To reinforce the relationship between MEF2C nuclear translocation in BCBM development and associated signaling molecules, double labeling of Ki-67 and β-catenin was performed. As shown in Figure 4, an increasing number of Ki-67-positive cells alongside β-catenin subcellular dislocation was observed. Moreover, the positive cells for Ki-67 were essentially observed at the periphery in metastases with β-catenin mostly expressed at the cell membrane (MEF2C P1), whereas in metastases exhibiting β-catenin shifting into the cytosol and nucleus (MEF2C P2 and P3), the total number of Ki-67 increased, together with the presence of such proliferating cells inside the metastases. Interestingly, cultures of TNBC cells with proneness to metastasize into the brain (MDA-MB 231 Br4) that expressed MEF2C (Supplementary Figure S2) were also positive for the proliferation marker Ki-67 and expressed both VEGFR-2 and β-catenin (Supplementary Figure S3). Thus, the observations in resected brain metastases together with those of cultured cells, reinforce the proposed association between MEF2C, VEGFR-2 and β-catenin signaling and the proliferative status of malignant cells.

4. Discussion

Compared to other secondary organs, the knowledge about the mechanisms responsible for BCBM formation and the development of treatment strategies remains limited [28,29]. Considering that BCBM represent a serious oncologic problem and are the leading cause of death of BC patients, the discovery of prognostic biomarkers of BC patients presenting BM and of novel therapeutic targets is imperative. This study showed that MEF2C is expressed in resected BCBM, with a variable pattern according to disease severity, which points to this TF as a potential prognostic biomarker. Moreover, it revealed the presence of MEF2C in matched primary tumours, particularly in mammary duct cells that lost their epithelial features and in scattered parenchymal cells, indicating that its detection in mammary biopsies and/or resected tumors may constitute an alert for the risk of metastases development. Finally, the alterations in VEGFR-2 and β-catenin as a function of MEF2C subcellular distribution points to a signaling axis in which these players are involved, and that can be targeted for the prevention of BCCs proliferation and abrogation of BM.

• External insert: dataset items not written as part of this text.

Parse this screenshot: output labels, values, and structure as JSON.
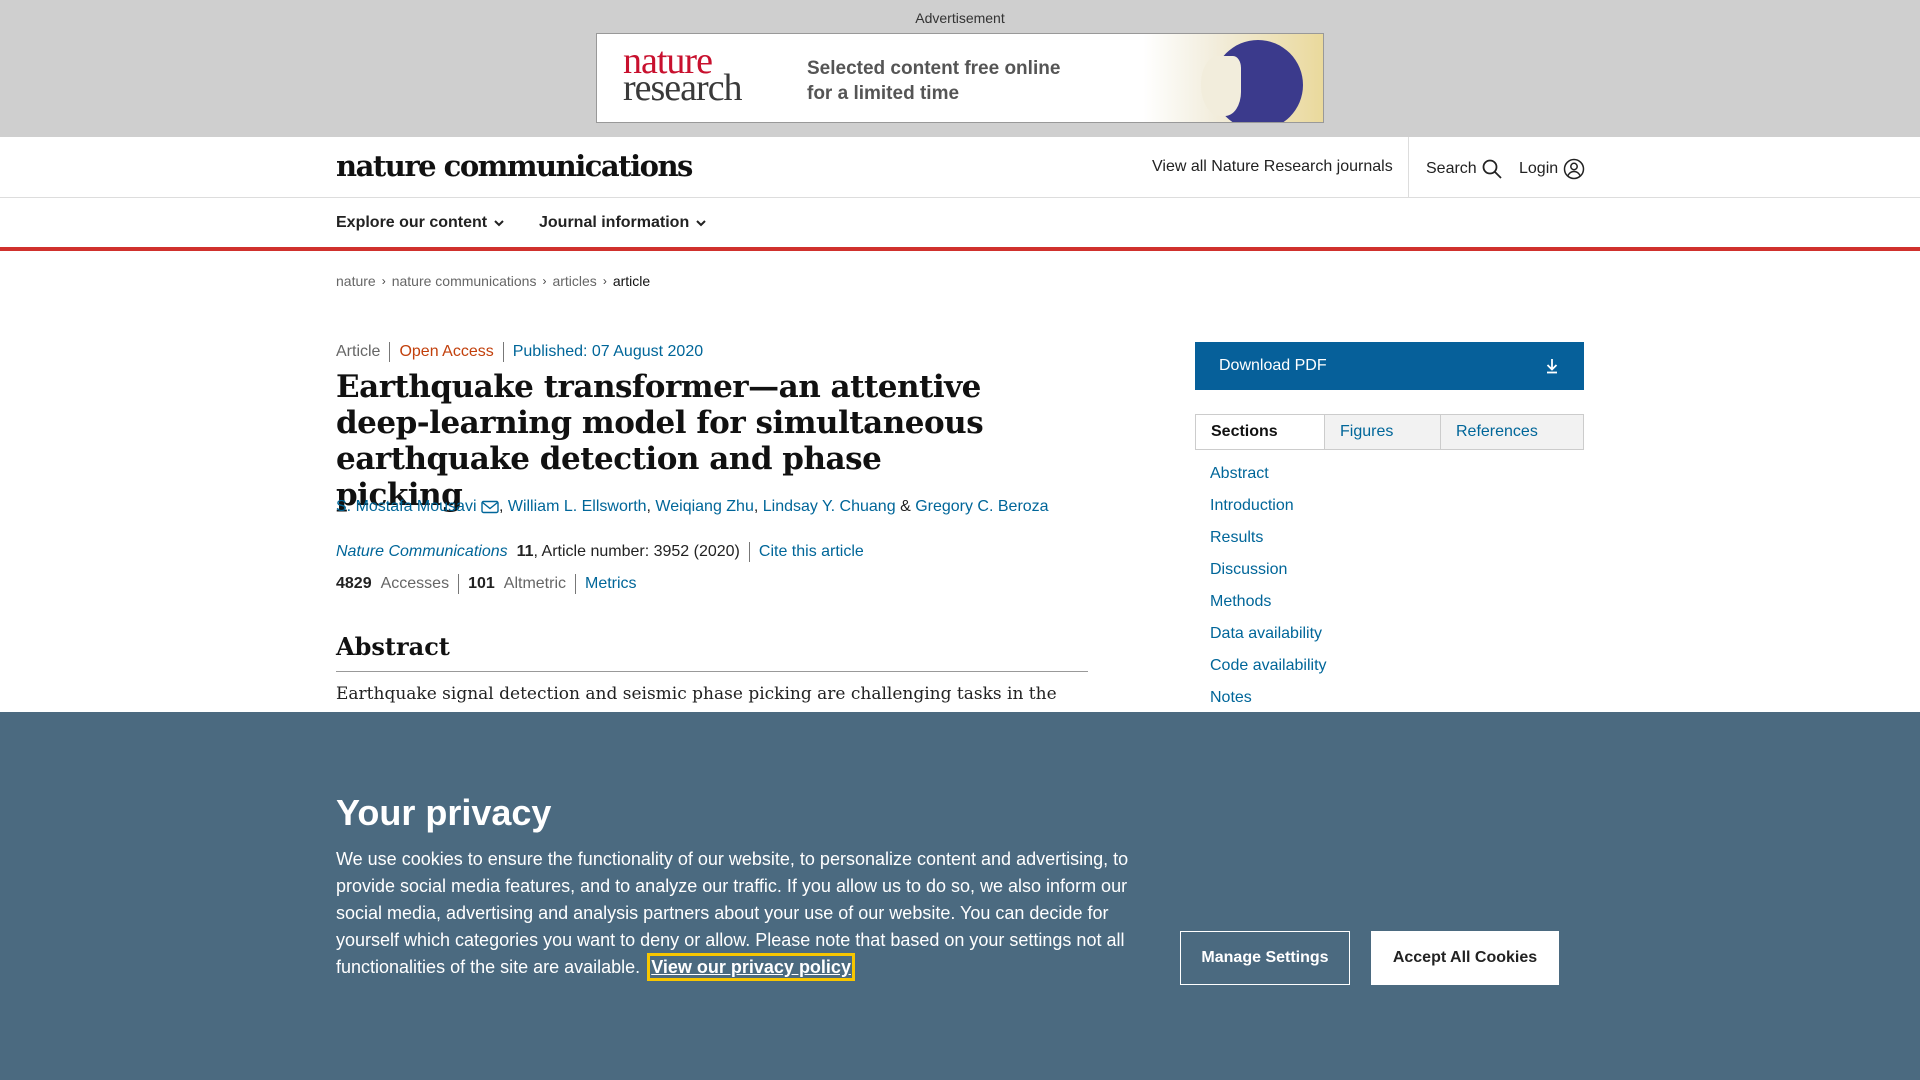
{
  "ad": {
    "label": "Advertisement",
    "logo_line1": "nature",
    "logo_line2": "research",
    "tagline1": "Selected content free online",
    "tagline2": "for a limited time"
  },
  "header": {
    "brand": "nature communications",
    "journals_link": "View all Nature Research journals",
    "search_label": "Search",
    "login_label": "Login"
  },
  "nav": {
    "items": [
      {
        "label": "Explore our content"
      },
      {
        "label": "Journal information"
      }
    ]
  },
  "breadcrumb": [
    "nature",
    "nature communications",
    "articles",
    "article"
  ],
  "article": {
    "type": "Article",
    "access": "Open Access",
    "published": "Published: 07 August 2020",
    "title": "Earthquake transformer—an attentive deep-learning model for simultaneous earthquake detection and phase picking",
    "authors": [
      "S. Mostafa Mousavi",
      "William L. Ellsworth",
      "Weiqiang Zhu",
      "Lindsay Y. Chuang",
      "Gregory C. Beroza"
    ],
    "amp": "&",
    "journal": "Nature Communications",
    "volume": "11",
    "article_number": ", Article number: 3952 (2020)",
    "cite": "Cite this article",
    "accesses_value": "4829",
    "accesses_label": "Accesses",
    "altmetric_value": "101",
    "altmetric_label": "Altmetric",
    "metrics_link": "Metrics",
    "abstract_heading": "Abstract",
    "abstract_start": "Earthquake signal detection and seismic phase picking are challenging tasks in the"
  },
  "sidebar": {
    "download": "Download PDF",
    "tabs": [
      "Sections",
      "Figures",
      "References"
    ],
    "sections": [
      "Abstract",
      "Introduction",
      "Results",
      "Discussion",
      "Methods",
      "Data availability",
      "Code availability",
      "Notes"
    ]
  },
  "cookie": {
    "title": "Your privacy",
    "text": "We use cookies to ensure the functionality of our website, to personalize content and advertising, to provide social media features, and to analyze our traffic. If you allow us to do so, we also inform our social media, advertising and analysis partners about your use of our website. You can decide for yourself which categories you want to deny or allow. Please note that based on your settings not all functionalities of the site are available.",
    "policy_link": "View our privacy policy",
    "manage": "Manage Settings",
    "accept": "Accept All Cookies"
  }
}
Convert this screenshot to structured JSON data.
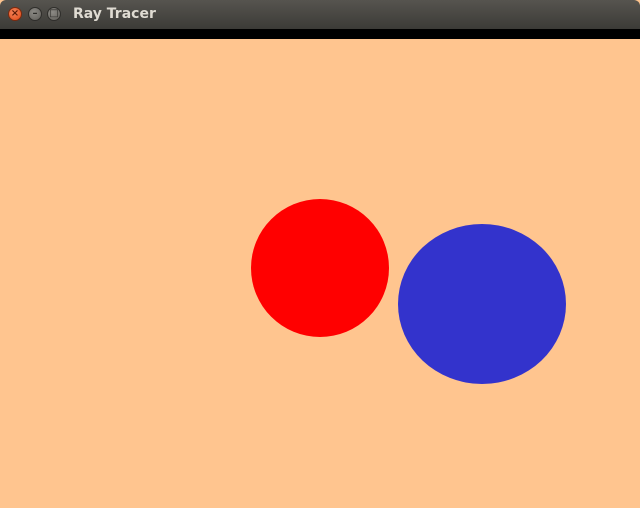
{
  "window": {
    "title": "Ray Tracer",
    "close_glyph": "×",
    "minimize_glyph": "–",
    "maximize_glyph": "□"
  },
  "scene": {
    "background_color": "#ffc58f",
    "objects": [
      {
        "name": "red-sphere",
        "color": "#ff0000"
      },
      {
        "name": "blue-sphere",
        "color": "#3333cc"
      }
    ]
  }
}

There are several evidences of MEF2C involvement in tumor progression [15]. In fact, MEF2C was proposed to promote metastases development in pancreatic adenocarcinoma by inducing metalloproteinase (MMP) 10 transcription [30] and to promote myeloid leukaemia, behaving as an oncogene by cooperating with the Sox4 gene [31]. Data showing its upregulation in colorectal cancer during disease progression and its association with BC invasion support a MEF2C pro-oncogenic function [19,32]. On the other hand, in hepatocellular carcinoma, MEF2C was overexpressed, mediating VEGF induction of vasculogenic mimicry, migration, and invasion, and presenting both oncogenic and tumor-suppressive properties [24,33]. Despite its recognized functions in several types of cancer development and progression, the role of MEF2C in BC, and particularly in BCBM, is still unexplored, raising interest in its study in BCBM. In this context, our previous studies in a mouse model showed that MEF2C is increasingly expressed along with BM development, and that it is expressed in scattered malignant cells located along brain capillaries, suggesting that malignant cells extravasating into the brain parenchyma already express the TF [23]. Moreover, the protein was progressively translocated into the nucleus as BM developed, compatible with TF activation.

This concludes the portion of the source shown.